Lithuania PM hopes Russia ties unharmed by expulsion
"I believe the diplomat was asked to leave on Friday," Kirkilas told Reuters in a telephone interview. "I hope the Russians understand that this step is not intended to worsen relations," he added.
He declined to name the diplomat or give a reason for the expulsion.
But Lithuanian President Valdas Adamkus said on Monday night that a Russian diplomat had been expelled for spying -- and he expected Russia to react by expelling a Lithuanian diplomat from Moscow. "The spy has been caught," he said in an interview on LNK commercial television. "Don't be surprised if Russia retaliates with the same measure."
The independent Baltic News Service (BNS), when reporting the expulsion on Sunday, quoted unnamed sources as saying the diplomat was a high-ranking Russian suspected of spying and of "seeking to influence Lithuania's determination to support Georgia in its conflict with Moscow".

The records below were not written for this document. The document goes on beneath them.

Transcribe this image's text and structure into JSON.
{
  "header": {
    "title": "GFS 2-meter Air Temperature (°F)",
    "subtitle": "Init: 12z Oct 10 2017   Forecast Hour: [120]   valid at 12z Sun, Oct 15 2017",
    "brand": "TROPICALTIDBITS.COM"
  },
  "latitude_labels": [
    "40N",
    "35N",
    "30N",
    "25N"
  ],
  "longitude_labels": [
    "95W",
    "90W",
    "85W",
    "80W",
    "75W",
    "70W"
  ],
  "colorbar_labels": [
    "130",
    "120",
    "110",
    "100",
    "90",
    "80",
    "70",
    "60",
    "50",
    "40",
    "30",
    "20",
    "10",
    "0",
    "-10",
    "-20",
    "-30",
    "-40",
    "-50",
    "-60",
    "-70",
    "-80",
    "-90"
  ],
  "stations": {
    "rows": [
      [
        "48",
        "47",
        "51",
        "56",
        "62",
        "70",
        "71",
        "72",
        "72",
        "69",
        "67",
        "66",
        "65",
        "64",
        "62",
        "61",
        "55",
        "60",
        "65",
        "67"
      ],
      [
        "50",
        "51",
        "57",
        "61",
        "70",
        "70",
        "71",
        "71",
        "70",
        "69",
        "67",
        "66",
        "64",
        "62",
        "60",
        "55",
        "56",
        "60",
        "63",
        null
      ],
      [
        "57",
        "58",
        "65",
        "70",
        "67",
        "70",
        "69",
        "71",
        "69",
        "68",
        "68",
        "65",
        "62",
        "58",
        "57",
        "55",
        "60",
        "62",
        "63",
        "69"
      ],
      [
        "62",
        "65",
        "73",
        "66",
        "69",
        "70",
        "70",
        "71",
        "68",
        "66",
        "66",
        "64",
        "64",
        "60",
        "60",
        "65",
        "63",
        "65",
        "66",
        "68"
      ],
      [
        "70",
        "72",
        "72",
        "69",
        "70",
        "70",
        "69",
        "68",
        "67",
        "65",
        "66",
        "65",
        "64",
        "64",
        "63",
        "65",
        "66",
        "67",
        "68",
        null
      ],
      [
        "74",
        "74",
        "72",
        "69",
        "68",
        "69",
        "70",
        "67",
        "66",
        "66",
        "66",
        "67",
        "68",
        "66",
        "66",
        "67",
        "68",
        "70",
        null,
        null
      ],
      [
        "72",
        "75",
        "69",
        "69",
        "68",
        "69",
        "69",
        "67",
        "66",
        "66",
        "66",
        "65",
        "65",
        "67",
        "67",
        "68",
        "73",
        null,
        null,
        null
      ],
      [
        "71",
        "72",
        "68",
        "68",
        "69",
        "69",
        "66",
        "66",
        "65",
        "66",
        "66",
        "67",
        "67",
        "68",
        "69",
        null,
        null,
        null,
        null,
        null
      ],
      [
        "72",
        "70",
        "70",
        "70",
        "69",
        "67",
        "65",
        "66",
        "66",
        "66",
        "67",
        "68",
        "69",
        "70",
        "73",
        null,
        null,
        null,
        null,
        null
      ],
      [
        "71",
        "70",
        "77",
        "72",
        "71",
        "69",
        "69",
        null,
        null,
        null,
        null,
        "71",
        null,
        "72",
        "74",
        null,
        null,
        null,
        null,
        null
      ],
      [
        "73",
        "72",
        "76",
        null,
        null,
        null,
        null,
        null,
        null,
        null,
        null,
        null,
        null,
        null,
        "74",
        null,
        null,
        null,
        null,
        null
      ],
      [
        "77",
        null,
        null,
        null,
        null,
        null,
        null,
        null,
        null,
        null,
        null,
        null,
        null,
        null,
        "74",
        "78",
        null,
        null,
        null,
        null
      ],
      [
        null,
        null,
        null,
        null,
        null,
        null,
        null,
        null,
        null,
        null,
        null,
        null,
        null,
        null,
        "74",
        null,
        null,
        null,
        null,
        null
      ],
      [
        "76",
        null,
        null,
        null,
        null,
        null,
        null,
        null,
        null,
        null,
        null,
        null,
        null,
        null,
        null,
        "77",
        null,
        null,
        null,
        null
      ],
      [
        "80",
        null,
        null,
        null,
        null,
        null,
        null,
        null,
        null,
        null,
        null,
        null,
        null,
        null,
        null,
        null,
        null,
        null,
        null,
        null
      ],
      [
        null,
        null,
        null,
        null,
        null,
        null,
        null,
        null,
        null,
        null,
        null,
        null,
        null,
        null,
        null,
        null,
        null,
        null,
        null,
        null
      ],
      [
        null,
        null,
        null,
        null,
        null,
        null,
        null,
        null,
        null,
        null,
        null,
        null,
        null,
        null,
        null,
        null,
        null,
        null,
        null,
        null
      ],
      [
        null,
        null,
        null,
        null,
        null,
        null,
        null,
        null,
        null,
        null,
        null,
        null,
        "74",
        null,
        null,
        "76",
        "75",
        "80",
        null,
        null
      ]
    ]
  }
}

A diplomatic crisis between Georgia and Russia erupted last month after Georgian authorities detained several Russian officers on suspicion of spying for Moscow. The officers were later handed over to the Organisation for Security and Cooperation in Europe.
Kirkilas said on Monday the expulsion was not related to Lithuania's stand on the Georgian-Russian crisis. "I do not think it has anything to do with Georgia," he said.

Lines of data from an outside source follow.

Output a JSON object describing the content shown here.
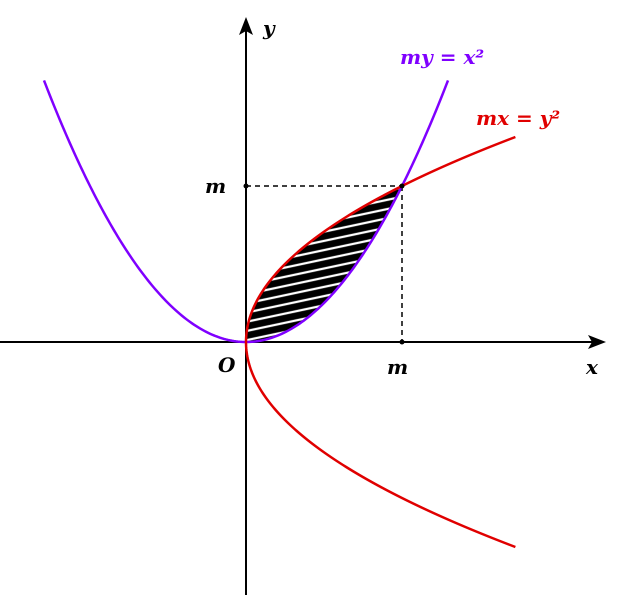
{
  "labels": {
    "y_axis": "y",
    "x_axis": "x",
    "origin": "O",
    "m_on_y": "m",
    "m_on_x": "m"
  },
  "curves": [
    {
      "equation": "my = x²"
    },
    {
      "equation": "mx = y²"
    }
  ]
}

The affair comes at a sensitive time in relations between Lithuania and its giant neighbor. Western diplomats in Vilnius said they were not surprised by the expulsion. "Relations are tense enough as it is," said one western diplomat. "Lithuania felt it had to take a tough stand."

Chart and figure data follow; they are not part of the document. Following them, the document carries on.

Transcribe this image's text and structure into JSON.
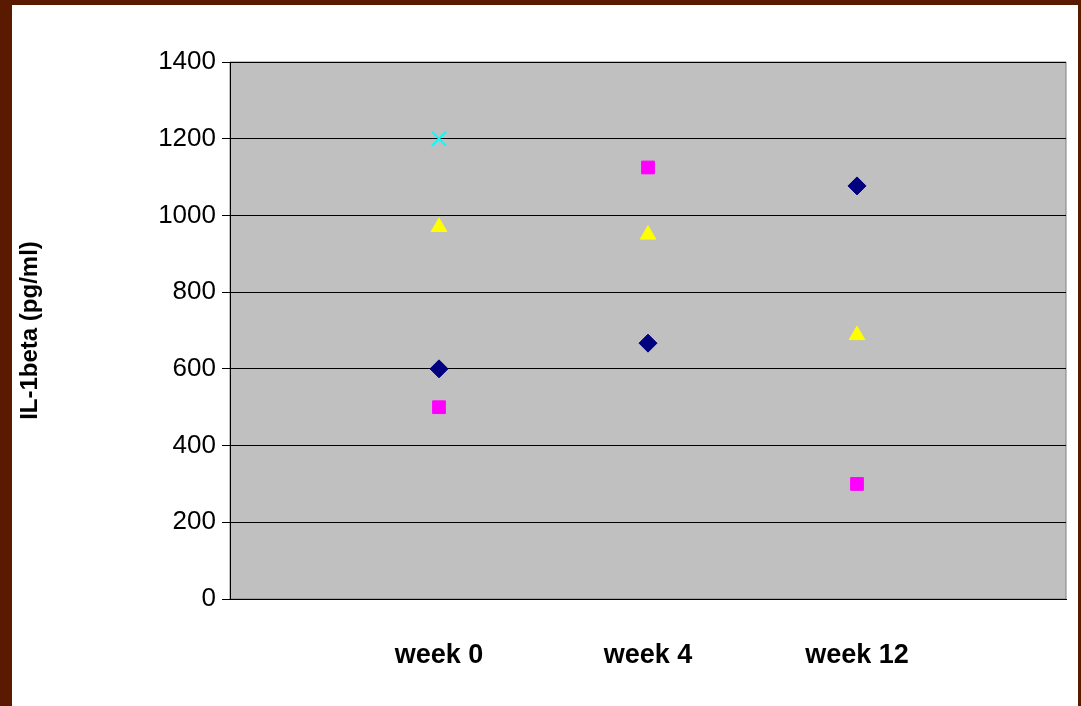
{
  "chart_data": {
    "type": "scatter",
    "ylabel": "IL-1beta (pg/ml)",
    "categories": [
      "week 0",
      "week 4",
      "week 12"
    ],
    "series": [
      {
        "color": "#000080",
        "marker": "diamond",
        "values": [
          600,
          667,
          1077
        ]
      },
      {
        "color": "#ff00ff",
        "marker": "square",
        "values": [
          500,
          1125,
          300
        ]
      },
      {
        "color": "#ffff00",
        "marker": "triangle",
        "values": [
          970,
          950,
          688
        ]
      },
      {
        "color": "#00ffff",
        "marker": "cross",
        "values": [
          1200,
          null,
          null
        ]
      }
    ],
    "ylim": [
      0,
      1400
    ],
    "yticks": [
      0,
      200,
      400,
      600,
      800,
      1000,
      1200,
      1400
    ],
    "grid": "y",
    "legend": false
  }
}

"We know the Russians are quite active in this area. The Lithuanians had to expel some people a couple of years ago," said another diplomat.
In 2004, Lithuania ordered out the Russian military attaché and two other diplomats for alleged intelligence activities. Moscow retaliated by expelling the Lithuanian military attaché.
Lithuania's road to independence from Moscow in 1991 was more troubled than that of other Soviet republics.
An independence bid the previous year was throttled by a Soviet economic blockade and in early 1991, 13 unarmed Lithuanian civilians were killed defending the Vilnius TV tower from an attack by an armored KGB unit.